Get down to work. These are your priorities when it comes to debt. A) Food. Use your financial planning software to ascertain how much you spend on groceries.

Step 2

Your second priority is B) Housing. Calculate what your monthly housing or mortgage costs are. Be sure to include the necessary extras like insurance.

Step 3

Your third priority is C) Utilities. This means gas and electricity and possibly telephone. Again calculate your monthly costs.

Step 4

Your third priority is d) transportation. Calculate your monthly transport costs.

Step 5

You now have a set of figures that gives you your position. If you have to get into debt to pay these that would be considered good debt.

Step 6

Now see how you can reduce costs in this sector. Food costs can be reduced once you stop buying convenience foods. Cook from scratch using fresh fruit and vegetables. It’s much cheaper and besides it’s healthier. Your rent or mortgage payments are very important because the outgoings keep a roof over your head! A mortgage is doubly good debt because historically speaking houses increase in value over time. However, there might be ways to reduce costs in this area. So check it out! Check your utilities, turning the heating down a few degrees and setting the a/c thermostat at a higher level can reduce bills. Are all those cell phones really necessary, when more often than not is cheaper to make a call from a landline? How about transportation, How can you reduce costs here? The idea is to have debts in this priority area at a manageable level.

Step 7

Make a list of your assets. These include things like valuables in the sense of jewelry, stocks and shares, collectibles and antiques, If you have generated debt to pay for any of these, that can be considered good debts as these items are likely to increase in value. They need to be protected.

Step 8

Debt incurred in order to improve yourself and increase earnings in the form of student loans etc, can be considered good debt and need to be protected.

Step 9

The rest is bad debt and you can let it go. OK expect pressure from creditors of unsecured loans. This will hurt your credit rating, but it is not the end of the world there are ways to retrieve matters and settle in a way that can frequently be beneficial to you.

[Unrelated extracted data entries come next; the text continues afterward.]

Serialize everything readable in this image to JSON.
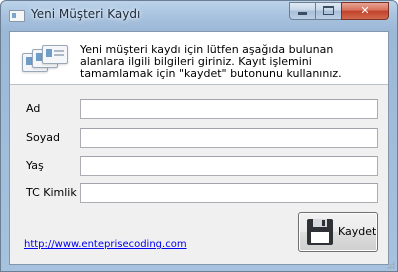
{
  "window": {
    "title": "Yeni Müşteri Kaydı",
    "close_glyph": "✕"
  },
  "header": {
    "icon": "customer-cards-icon",
    "text": "Yeni müşteri kaydı için lütfen aşağıda bulunan alanlara ilgili bilgileri giriniz. Kayıt işlemini tamamlamak için \"kaydet\" butonunu kullanınız."
  },
  "form": {
    "fields": [
      {
        "label": "Ad",
        "value": ""
      },
      {
        "label": "Soyad",
        "value": ""
      },
      {
        "label": "Yaş",
        "value": ""
      },
      {
        "label": "TC Kimlik",
        "value": ""
      }
    ]
  },
  "footer": {
    "link_text": "http://www.enteprisecoding.com",
    "save_label": "Kaydet",
    "save_icon": "floppy-disk-icon"
  }
}
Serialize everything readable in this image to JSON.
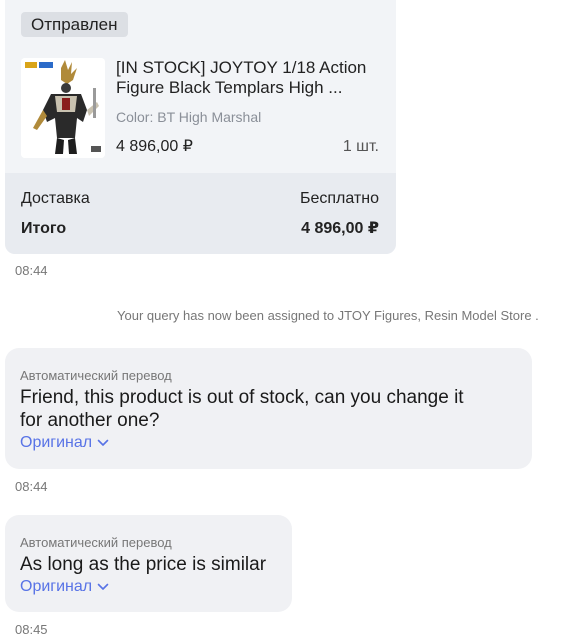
{
  "order": {
    "status": "Отправлен",
    "product": {
      "title": "[IN STOCK] JOYTOY 1/18 Action Figure Black Templars High ...",
      "color": "Color: BT High Marshal",
      "price": "4 896,00 ₽",
      "quantity": "1 шт."
    },
    "delivery_label": "Доставка",
    "delivery_value": "Бесплатно",
    "total_label": "Итого",
    "total_value": "4 896,00 ₽"
  },
  "timestamps": [
    "08:44",
    "08:44",
    "08:45"
  ],
  "system_message": "Your query has now been assigned to JTOY Figures, Resin Model Store .",
  "messages": [
    {
      "auto_label": "Автоматический перевод",
      "text_lines": [
        "Friend, this product is out of stock, can you change it",
        "for another one?"
      ],
      "original_link": "Оригинал"
    },
    {
      "auto_label": "Автоматический перевод",
      "text_lines": [
        "As long as the price is similar"
      ],
      "original_link": "Оригинал"
    }
  ],
  "colors": {
    "card_bg": "#f2f4f7",
    "totals_bg": "#e8ebf0",
    "bubble_bg": "#f0f1f4",
    "link": "#5873e6",
    "muted": "#777777"
  },
  "icons": {
    "original_chevron": "chevron-down-icon"
  }
}
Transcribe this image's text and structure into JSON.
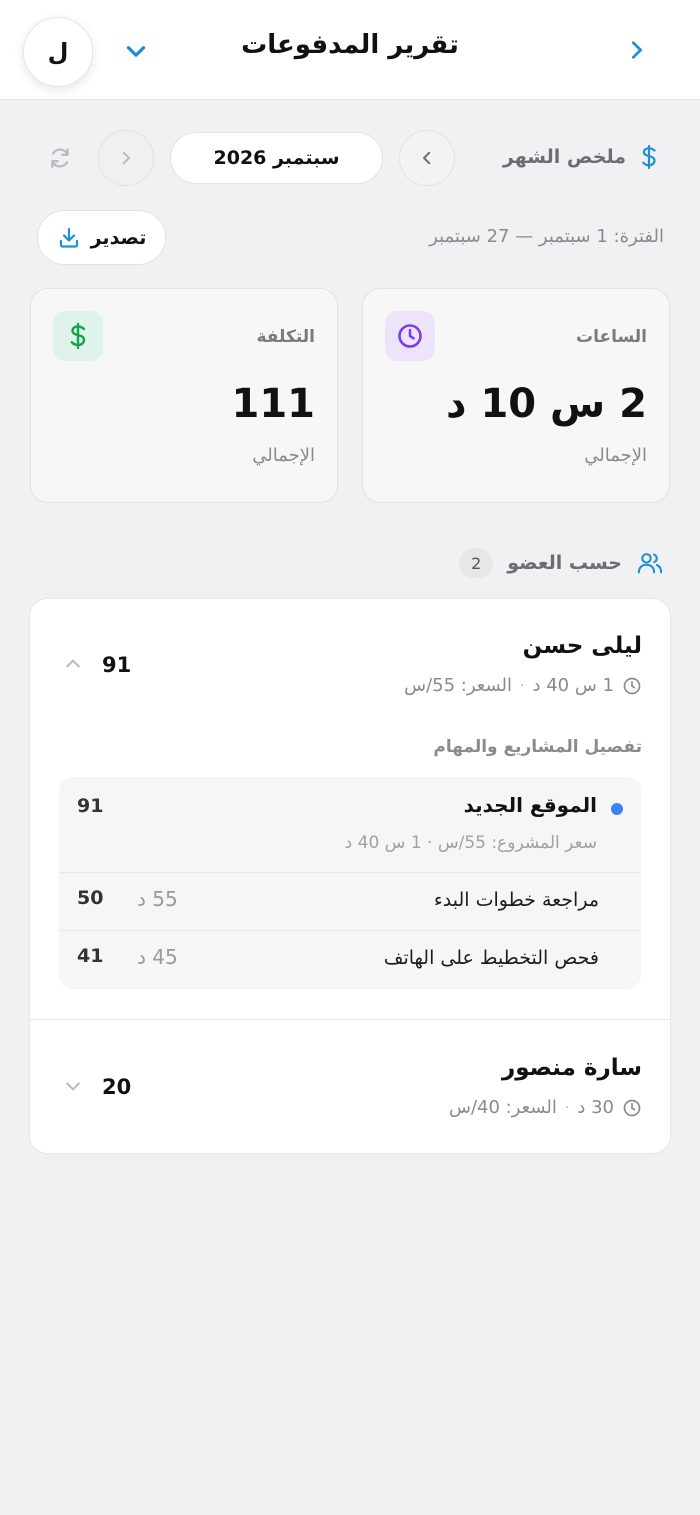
{
  "header": {
    "title": "تقرير المدفوعات",
    "avatar_initial": "ل"
  },
  "month": {
    "summary_label": "ملخص الشهر",
    "current": "سبتمبر 2026",
    "period": "الفترة: 1 سبتمبر — 27 سبتمبر",
    "export_label": "تصدير"
  },
  "stats": {
    "hours": {
      "label": "الساعات",
      "value": "2 س 10 د",
      "sub": "الإجمالي"
    },
    "cost": {
      "label": "التكلفة",
      "value": "111",
      "sub": "الإجمالي"
    }
  },
  "members_section": {
    "title": "حسب العضو",
    "count": "2",
    "breakdown_title": "تفصيل المشاريع والمهام",
    "members": [
      {
        "name": "ليلى حسن",
        "duration": "1 س 40 د",
        "rate": "السعر: 55/س",
        "total": "91",
        "expanded": true,
        "projects": [
          {
            "name": "الموقع الجديد",
            "meta": "سعر المشروع: 55/س · 1 س 40 د",
            "total": "91",
            "color": "#3b82f6",
            "tasks": [
              {
                "name": "مراجعة خطوات البدء",
                "duration": "55 د",
                "cost": "50"
              },
              {
                "name": "فحص التخطيط على الهاتف",
                "duration": "45 د",
                "cost": "41"
              }
            ]
          }
        ]
      },
      {
        "name": "سارة منصور",
        "duration": "30 د",
        "rate": "السعر: 40/س",
        "total": "20",
        "expanded": false
      }
    ]
  },
  "colors": {
    "accent": "#1f8fd6",
    "purple": "#7c3aed",
    "green": "#16a34a",
    "project_dot": "#3b82f6"
  }
}
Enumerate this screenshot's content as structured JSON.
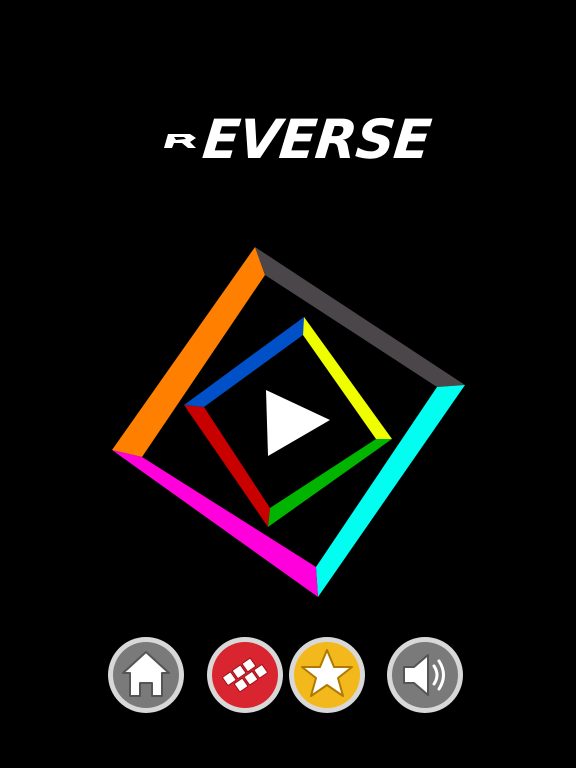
{
  "title": {
    "text": "EVERSE",
    "color": "#ffffff"
  },
  "board": {
    "outer_ring_colors": {
      "top_left": "#ff7f00",
      "top_right": "#4a464a",
      "bottom_right": "#00fff0",
      "bottom_left": "#ff00dc"
    },
    "inner_ring_colors": {
      "top_left": "#0050c8",
      "top_right": "#f0ff00",
      "bottom_right": "#00b400",
      "bottom_left": "#c80000"
    },
    "center_icon": "play-icon"
  },
  "buttons": [
    {
      "id": "home",
      "icon": "home-icon",
      "color": "#7a7a7a"
    },
    {
      "id": "more-games",
      "icon": "tiles-icon",
      "color": "#d8252f"
    },
    {
      "id": "rate",
      "icon": "star-icon",
      "color": "#f2b81c"
    },
    {
      "id": "sound",
      "icon": "speaker-icon",
      "color": "#7a7a7a"
    }
  ]
}
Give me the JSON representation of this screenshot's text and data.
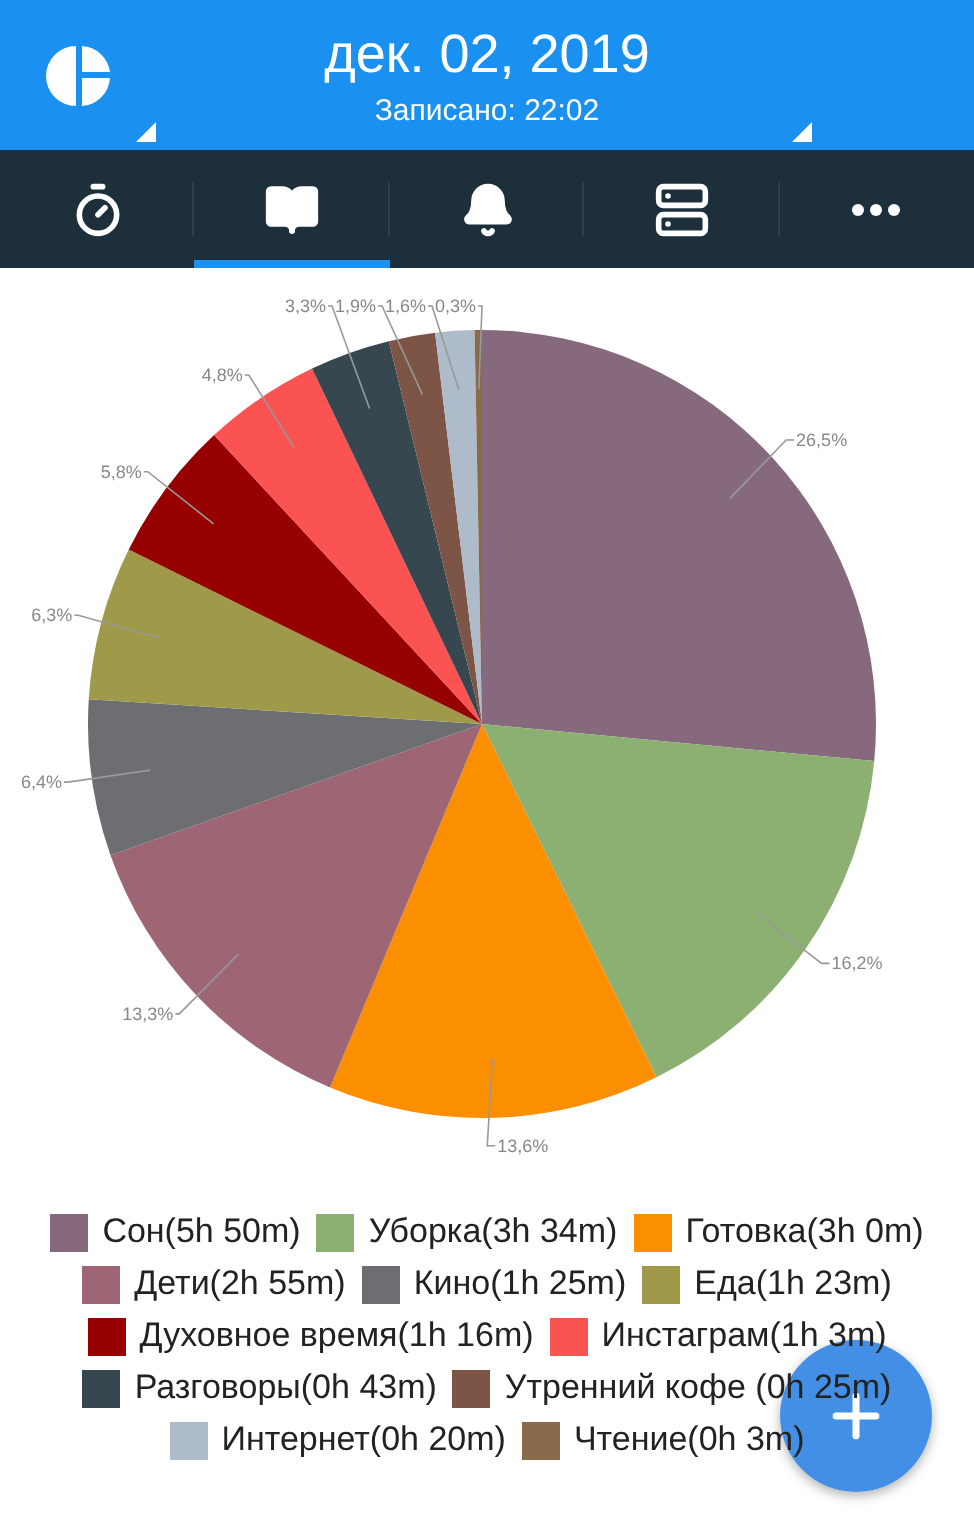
{
  "header": {
    "date": "дек. 02, 2019",
    "subtitle": "Записано: 22:02"
  },
  "tabs": [
    {
      "kind": "timer",
      "selected": false
    },
    {
      "kind": "book",
      "selected": true
    },
    {
      "kind": "bell",
      "selected": false
    },
    {
      "kind": "list",
      "selected": false
    },
    {
      "kind": "more",
      "selected": false
    }
  ],
  "chart": {
    "chart_data": {
      "type": "pie",
      "values": [
        26.5,
        16.2,
        13.6,
        13.3,
        6.4,
        6.3,
        5.8,
        4.8,
        3.3,
        1.9,
        1.6,
        0.3
      ],
      "value_labels": [
        "26,5%",
        "16,2%",
        "13,6%",
        "13,3%",
        "6,4%",
        "6,3%",
        "5,8%",
        "4,8%",
        "3,3%",
        "1,9%",
        "1,6%",
        "0,3%"
      ],
      "data_labels": true
    },
    "legend": [
      {
        "label": "Сон(5h 50m)",
        "color": "#86697c"
      },
      {
        "label": "Уборка(3h 34m)",
        "color": "#8caf72"
      },
      {
        "label": "Готовка(3h 0m)",
        "color": "#fb8f00"
      },
      {
        "label": "Дети(2h 55m)",
        "color": "#9e6674"
      },
      {
        "label": "Кино(1h 25m)",
        "color": "#6c6e72"
      },
      {
        "label": "Еда(1h 23m)",
        "color": "#9e9a4a"
      },
      {
        "label": "Духовное время(1h 16m)",
        "color": "#960000"
      },
      {
        "label": "Инстаграм(1h 3m)",
        "color": "#fb5252"
      },
      {
        "label": "Разговоры(0h 43m)",
        "color": "#37474f"
      },
      {
        "label": "Утренний кофе (0h 25m)",
        "color": "#7c5546"
      },
      {
        "label": "Интернет(0h 20m)",
        "color": "#adbbcb"
      },
      {
        "label": "Чтение(0h 3m)",
        "color": "#896a4a"
      }
    ]
  }
}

Tip: It is always easier to deal with mortgage lenders and providers of car loans. These loans are secured. They can come and take the property back from you. Unsecured creditors have no leverage except to sue. Therefore, done cleverly it is possible to write off a lot of this debt without painful loss to yourself! Overall you have not taken money from anyone by resorting to this tactic. The lender created the money when you incurred the loan. It was created from nothing. As a result you instigated the capital which you have to pay back and you created the interest. In short you are making a lot of money for the bank or Credit Card Company. Your default effects them, because it hinders them from making more loans, that’s all!. By the way they don’t like you to know this!